The artificial intelligence is probably the only computer-related sci-fi thing that we do not have yet.

So it is not obvious in my opinion in which direction to update. I am tempted to say that computers evolve faster than everything else, so we should expect AI soon. On the other hand, maybe the fact that AI is currently an exception in this trend means that it will continue to be the exception. No strong opinion on this; just saying that "we are behind the predictions" does not in general apply to computer-related things.

Not sure if anyone made a review of this, but it seems to me that if you compare the past visions of the future, such as science fiction stories, we have less of everything except for computers

Yes! J Storrs Hall did an (admittedly subjective) study of this, and argues that the probability of a futurist prediction from the 1960s being right decreases logarithmically with the energy intensity required to achieve it. This is from Appendix A in "Where's my Flying Car?"

So it is not obvious in my opinion in which direction to update. I am tempted to say that computers evolve faster than everything else, so we should expect AI soon. On the other hand, maybe the fact that AI is currently an exception in this trend means that it will continue to be the exception. No strong opinion on this; just saying that "we are behind the predictions" does not in general apply to computer-related things.

I think this is a good point. At some point, I should put together a reference class of computer-specific futurist predictions from the past for comparison to the overall corpus.

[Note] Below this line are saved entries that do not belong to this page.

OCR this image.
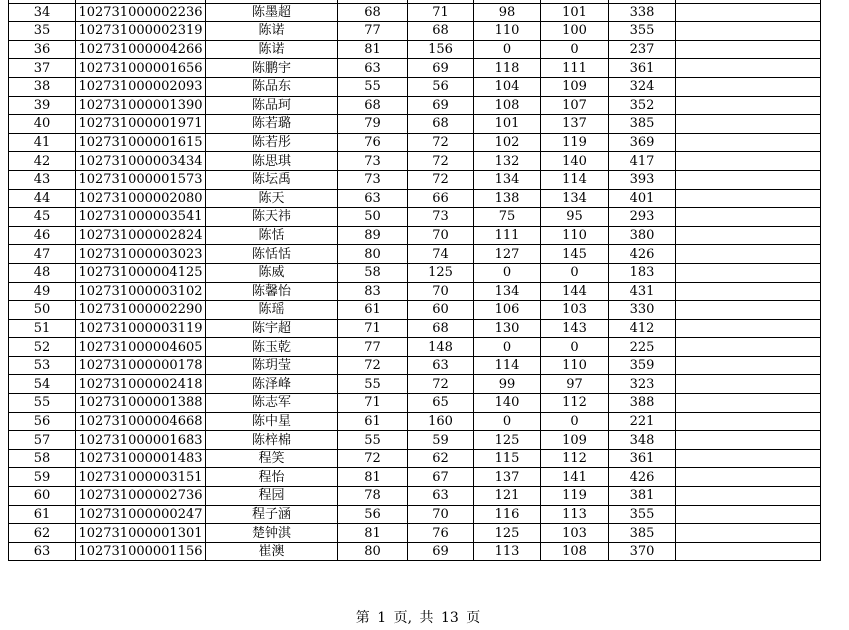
34	102731000002236	陈墨超	68	71	98	101	338	
35	102731000002319	陈诺	77	68	110	100	355	
36	102731000004266	陈诺	81	156	0	0	237	
37	102731000001656	陈鹏宇	63	69	118	111	361	
38	102731000002093	陈品东	55	56	104	109	324	
39	102731000001390	陈品珂	68	69	108	107	352	
40	102731000001971	陈若璐	79	68	101	137	385	
41	102731000001615	陈若彤	76	72	102	119	369	
42	102731000003434	陈思琪	73	72	132	140	417	
43	102731000001573	陈坛禹	73	72	134	114	393	
44	102731000002080	陈天	63	66	138	134	401	
45	102731000003541	陈天祎	50	73	75	95	293	
46	102731000002824	陈恬	89	70	111	110	380	
47	102731000003023	陈恬恬	80	74	127	145	426	
48	102731000004125	陈威	58	125	0	0	183	
49	102731000003102	陈馨怡	83	70	134	144	431	
50	102731000002290	陈瑶	61	60	106	103	330	
51	102731000003119	陈宇超	71	68	130	143	412	
52	102731000004605	陈玉乾	77	148	0	0	225	
53	102731000000178	陈玥莹	72	63	114	110	359	
54	102731000002418	陈泽峰	55	72	99	97	323	
55	102731000001388	陈志军	71	65	140	112	388	
56	102731000004668	陈中星	61	160	0	0	221	
57	102731000001683	陈梓棉	55	59	125	109	348	
58	102731000001483	程笑	72	62	115	112	361	
59	102731000003151	程怡	81	67	137	141	426	
60	102731000002736	程园	78	63	121	119	381	
61	102731000000247	程子涵	56	70	116	113	355	
62	102731000001301	楚钟淇	81	76	125	103	385	
63	102731000001156	崔澳	80	69	113	108	370	
第 1 页, 共 13 页
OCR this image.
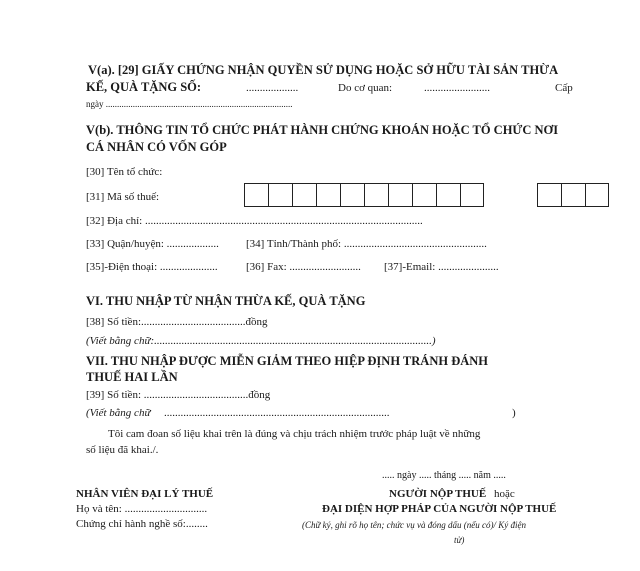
V(a). [29] GIẤY CHỨNG NHẬN QUYỀN SỬ DỤNG HOẶC SỞ HỮU TÀI SẢN THỪA
KẾ, QUÀ TẶNG SỐ:	...................	Do cơ quan:	........................	Cấp
ngày ...................................................................................
V(b). THÔNG TIN TỔ CHỨC PHÁT HÀNH CHỨNG KHOÁN HOẶC TỔ CHỨC NƠI
CÁ NHÂN CÓ VỐN GÓP
[30] Tên tổ chức:
[31] Mã số thuế:
[32] Địa chỉ: .....................................................................................................
[33] Quận/huyện: ................... [34] Tỉnh/Thành phố: ....................................................
[35]-Điện thoại: .....................	[36] Fax: .......................... [37]-Email: ......................
VI. THU NHẬP TỪ NHẬN THỪA KẾ, QUÀ TẶNG
[38] Số tiền:......................................đồng
(Viết bằng chữ:.....................................................................................................)
VII. THU NHẬP ĐƯỢC MIỄN GIẢM THEO HIỆP ĐỊNH TRÁNH ĐÁNH
THUẾ HAI LẦN
[39] Số tiền: ......................................đồng
(Viết bằng chữ ..................................................................................	)
Tôi cam đoan số liệu khai trên là đúng và chịu trách nhiệm trước pháp luật về những
số liệu đã khai./.
..... ngày ..... tháng ..... năm .....
NHÂN VIÊN ĐẠI LÝ THUẾ
Họ và tên: ..............................
Chứng chỉ hành nghề số:........
NGƯỜI NỘP THUẾ hoặc
ĐẠI DIỆN HỢP PHÁP CỦA NGƯỜI NỘP THUẾ
(Chữ ký, ghi rõ họ tên; chức vụ và đóng dấu (nếu có)/ Ký điện
tử)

I thought this is a reasonable view and I'm puzzled with the downvotes. But I'm also confused by the conclusion - are you arguing on whether the x-risk from AGI is something predictable or not? Or is the post just meant to convey examples on the merits to both arguments?

Thanks — I'm not arguing for this position, I just want to understand the anti AGI x-risk arguments as well as I can. I think success would look like me being able to state all the arguments as strongly/coherently as their proponents would.